Institut Curie, PSL Research University, CNRS UMR3348, INSERM U1278, Orsay, France; Université Paris Sud, Université Paris-Saclay, CNRS UMR3348, INSERM U1278, Orsay, France; Equipe Labellisée Ligue Nationale Contre le Cancer, Orsay, France.
Cell. 2020 Nov 12;183(4):860-874. doi: 10.1016/j.cell.2020.10.027.

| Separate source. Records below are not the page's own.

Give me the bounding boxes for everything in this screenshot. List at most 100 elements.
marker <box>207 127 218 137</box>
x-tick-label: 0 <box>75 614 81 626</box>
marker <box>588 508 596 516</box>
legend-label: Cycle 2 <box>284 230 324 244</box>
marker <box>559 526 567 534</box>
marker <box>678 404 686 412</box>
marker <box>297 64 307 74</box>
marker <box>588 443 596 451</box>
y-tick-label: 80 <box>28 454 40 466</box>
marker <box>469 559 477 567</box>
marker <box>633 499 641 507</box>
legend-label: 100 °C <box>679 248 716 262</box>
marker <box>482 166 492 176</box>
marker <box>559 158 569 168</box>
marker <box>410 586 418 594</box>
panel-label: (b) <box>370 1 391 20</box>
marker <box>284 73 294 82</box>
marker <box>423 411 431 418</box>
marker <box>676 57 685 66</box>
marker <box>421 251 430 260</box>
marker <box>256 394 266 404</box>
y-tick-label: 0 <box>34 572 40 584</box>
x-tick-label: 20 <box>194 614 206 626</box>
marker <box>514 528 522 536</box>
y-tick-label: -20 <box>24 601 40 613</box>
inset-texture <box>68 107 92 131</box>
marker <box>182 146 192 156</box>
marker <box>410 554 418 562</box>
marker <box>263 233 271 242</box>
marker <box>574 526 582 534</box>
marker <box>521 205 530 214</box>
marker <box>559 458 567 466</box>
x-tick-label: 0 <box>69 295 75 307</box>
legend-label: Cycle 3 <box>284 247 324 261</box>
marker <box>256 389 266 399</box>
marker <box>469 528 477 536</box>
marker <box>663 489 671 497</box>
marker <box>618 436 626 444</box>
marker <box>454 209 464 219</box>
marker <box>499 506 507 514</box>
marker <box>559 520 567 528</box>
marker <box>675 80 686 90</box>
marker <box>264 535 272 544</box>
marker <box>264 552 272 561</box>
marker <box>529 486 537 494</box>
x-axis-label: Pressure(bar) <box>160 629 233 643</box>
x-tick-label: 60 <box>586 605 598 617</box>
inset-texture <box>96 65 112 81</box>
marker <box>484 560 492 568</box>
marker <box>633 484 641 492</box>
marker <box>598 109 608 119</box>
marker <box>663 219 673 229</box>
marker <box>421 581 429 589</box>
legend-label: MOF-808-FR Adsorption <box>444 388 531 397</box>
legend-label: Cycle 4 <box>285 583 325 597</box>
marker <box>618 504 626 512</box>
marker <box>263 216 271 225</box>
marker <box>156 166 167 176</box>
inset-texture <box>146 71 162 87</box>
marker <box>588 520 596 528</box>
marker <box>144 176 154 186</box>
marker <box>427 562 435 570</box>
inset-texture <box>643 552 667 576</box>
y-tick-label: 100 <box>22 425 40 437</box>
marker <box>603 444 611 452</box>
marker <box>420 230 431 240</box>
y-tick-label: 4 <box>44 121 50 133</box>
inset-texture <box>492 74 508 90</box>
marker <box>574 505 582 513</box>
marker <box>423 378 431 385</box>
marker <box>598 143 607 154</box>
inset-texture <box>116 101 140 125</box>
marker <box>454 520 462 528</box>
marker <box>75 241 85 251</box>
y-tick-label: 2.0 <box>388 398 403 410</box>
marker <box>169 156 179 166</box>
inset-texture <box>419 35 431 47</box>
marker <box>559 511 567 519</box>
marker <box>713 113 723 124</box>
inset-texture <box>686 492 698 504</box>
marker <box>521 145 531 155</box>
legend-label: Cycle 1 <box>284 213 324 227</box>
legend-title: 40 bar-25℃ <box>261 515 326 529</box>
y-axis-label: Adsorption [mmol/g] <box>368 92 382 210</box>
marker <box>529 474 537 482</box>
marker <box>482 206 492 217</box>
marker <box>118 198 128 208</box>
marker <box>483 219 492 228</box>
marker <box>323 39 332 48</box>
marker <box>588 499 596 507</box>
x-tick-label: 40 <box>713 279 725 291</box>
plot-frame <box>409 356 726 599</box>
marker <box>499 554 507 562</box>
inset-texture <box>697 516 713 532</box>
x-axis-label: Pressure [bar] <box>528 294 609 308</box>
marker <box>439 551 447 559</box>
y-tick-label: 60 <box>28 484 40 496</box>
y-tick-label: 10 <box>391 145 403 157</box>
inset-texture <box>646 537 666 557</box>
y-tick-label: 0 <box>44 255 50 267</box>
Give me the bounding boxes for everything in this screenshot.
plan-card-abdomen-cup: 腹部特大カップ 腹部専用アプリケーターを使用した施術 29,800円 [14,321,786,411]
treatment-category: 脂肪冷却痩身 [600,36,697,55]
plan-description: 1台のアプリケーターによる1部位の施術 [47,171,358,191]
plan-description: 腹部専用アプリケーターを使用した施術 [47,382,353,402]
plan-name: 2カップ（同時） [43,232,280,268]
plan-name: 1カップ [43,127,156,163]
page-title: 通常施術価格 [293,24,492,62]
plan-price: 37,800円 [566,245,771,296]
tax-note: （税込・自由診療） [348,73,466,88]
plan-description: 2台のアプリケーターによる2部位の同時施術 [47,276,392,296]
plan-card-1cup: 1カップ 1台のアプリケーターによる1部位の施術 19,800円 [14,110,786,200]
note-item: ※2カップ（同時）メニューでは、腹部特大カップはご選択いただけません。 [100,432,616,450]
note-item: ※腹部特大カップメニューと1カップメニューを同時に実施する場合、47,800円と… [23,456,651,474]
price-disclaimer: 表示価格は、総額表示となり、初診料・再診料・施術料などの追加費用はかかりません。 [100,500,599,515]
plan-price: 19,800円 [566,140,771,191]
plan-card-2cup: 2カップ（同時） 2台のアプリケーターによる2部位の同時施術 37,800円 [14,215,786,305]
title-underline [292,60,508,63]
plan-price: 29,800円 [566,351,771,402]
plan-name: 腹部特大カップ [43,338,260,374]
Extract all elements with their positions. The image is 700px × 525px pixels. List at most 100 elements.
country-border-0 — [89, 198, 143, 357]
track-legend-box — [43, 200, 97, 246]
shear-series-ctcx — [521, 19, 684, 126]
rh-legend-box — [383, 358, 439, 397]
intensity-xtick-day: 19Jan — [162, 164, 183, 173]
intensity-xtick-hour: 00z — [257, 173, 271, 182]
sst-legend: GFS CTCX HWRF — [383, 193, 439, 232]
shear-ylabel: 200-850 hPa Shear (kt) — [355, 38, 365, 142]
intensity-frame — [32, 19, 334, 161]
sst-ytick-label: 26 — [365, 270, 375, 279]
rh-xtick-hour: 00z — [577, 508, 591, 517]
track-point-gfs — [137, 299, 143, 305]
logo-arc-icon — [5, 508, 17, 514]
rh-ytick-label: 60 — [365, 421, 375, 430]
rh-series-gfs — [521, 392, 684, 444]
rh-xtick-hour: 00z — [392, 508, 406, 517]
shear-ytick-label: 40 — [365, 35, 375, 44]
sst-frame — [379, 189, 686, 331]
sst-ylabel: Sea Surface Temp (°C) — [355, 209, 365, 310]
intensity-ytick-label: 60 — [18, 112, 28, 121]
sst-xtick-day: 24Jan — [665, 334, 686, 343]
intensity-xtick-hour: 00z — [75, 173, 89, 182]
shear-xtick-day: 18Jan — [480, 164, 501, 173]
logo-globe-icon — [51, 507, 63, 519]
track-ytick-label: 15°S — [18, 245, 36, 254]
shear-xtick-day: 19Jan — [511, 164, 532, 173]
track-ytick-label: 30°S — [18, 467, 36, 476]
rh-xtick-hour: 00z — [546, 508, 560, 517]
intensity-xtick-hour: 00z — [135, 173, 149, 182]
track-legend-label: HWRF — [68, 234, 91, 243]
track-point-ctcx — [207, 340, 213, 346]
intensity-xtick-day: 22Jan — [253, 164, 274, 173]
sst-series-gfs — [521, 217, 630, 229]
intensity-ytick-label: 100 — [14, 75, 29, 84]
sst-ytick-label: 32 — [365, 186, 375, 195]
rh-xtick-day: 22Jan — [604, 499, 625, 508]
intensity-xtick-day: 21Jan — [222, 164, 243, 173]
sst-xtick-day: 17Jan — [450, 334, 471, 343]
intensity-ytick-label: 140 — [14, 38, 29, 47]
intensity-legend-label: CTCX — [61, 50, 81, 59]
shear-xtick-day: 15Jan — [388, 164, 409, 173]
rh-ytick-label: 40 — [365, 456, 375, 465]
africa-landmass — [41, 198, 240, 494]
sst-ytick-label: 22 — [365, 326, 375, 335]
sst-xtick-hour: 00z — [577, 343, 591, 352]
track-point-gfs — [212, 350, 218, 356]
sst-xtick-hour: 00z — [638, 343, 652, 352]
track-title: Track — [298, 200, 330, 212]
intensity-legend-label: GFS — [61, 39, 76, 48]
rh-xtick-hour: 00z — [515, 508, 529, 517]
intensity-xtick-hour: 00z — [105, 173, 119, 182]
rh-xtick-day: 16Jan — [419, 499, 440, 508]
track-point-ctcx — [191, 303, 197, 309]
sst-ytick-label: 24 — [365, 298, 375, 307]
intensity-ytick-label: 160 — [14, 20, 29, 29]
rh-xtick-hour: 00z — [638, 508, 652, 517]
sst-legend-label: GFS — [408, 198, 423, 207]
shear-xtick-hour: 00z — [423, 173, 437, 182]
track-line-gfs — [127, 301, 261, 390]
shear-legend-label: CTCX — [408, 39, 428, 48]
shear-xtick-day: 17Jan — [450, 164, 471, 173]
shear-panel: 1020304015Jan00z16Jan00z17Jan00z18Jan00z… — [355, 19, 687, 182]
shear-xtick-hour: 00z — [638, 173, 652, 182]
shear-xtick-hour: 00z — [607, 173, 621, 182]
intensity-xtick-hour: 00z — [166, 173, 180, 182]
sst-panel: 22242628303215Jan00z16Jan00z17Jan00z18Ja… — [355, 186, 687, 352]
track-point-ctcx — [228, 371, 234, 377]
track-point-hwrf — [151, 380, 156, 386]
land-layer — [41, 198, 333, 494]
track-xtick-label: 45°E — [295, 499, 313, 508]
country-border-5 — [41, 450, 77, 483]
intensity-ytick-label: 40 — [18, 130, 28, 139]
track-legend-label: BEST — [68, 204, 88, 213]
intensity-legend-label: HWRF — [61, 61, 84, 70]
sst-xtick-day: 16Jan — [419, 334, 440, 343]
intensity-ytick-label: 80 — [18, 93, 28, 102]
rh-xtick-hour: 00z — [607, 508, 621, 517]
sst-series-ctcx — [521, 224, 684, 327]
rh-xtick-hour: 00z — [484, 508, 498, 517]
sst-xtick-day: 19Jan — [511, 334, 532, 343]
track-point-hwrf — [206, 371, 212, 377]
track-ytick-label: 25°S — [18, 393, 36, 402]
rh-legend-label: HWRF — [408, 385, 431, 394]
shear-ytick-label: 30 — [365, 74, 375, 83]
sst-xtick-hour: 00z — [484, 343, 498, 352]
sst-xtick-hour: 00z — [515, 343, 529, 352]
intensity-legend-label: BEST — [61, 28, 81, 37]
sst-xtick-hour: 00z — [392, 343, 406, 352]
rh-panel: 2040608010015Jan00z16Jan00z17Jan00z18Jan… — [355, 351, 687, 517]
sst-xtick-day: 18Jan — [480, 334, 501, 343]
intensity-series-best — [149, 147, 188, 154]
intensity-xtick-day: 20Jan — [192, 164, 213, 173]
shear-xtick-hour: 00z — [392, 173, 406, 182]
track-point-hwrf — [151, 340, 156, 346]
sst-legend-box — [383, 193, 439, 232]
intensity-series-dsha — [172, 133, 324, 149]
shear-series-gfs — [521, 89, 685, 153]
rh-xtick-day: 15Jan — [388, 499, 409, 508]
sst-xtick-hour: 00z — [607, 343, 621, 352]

Persistent cancer cells are the discrete and usually undetected cells that survive cancer drug treatment and constitute a major cause of treatment failure. These cells are characterized by their slow proliferation, highly flexible energy consumption, adaptation to their microenvironment, and phenotypic plasticity. Mechanisms that underlie their persistence offer highly coveted and sought-after therapeutic targets, and include diverse epigenetic, transcriptional, and translational regulatory processes, as well as complex cell-cell interactions. Although the successful clinical targeting of persistent cancer cells remains to be realized, immense progress has been made in understanding their persistence, yielding promising preclinical results.
持续性癌细胞是指在癌症药物治疗后存活下来的离散且通常无法检测到的细胞,是导致治疗失败的主要原因。这些细胞的特征是增殖缓慢、能量消耗高度灵活、能适应其微环境以及表现出表型可塑性。它们之所以能够持续存在,是因为存在多种备受追捧的治疗靶点,包括各种表观遗传、转录和翻译调控过程以及复杂的细胞间相互作用。尽管成功地针对持续性癌细胞进行临床治疗的目标尚未实现,但在理解它们的持续性方面已经取得了巨大的进展,为临床前研究带来了有希望的结果。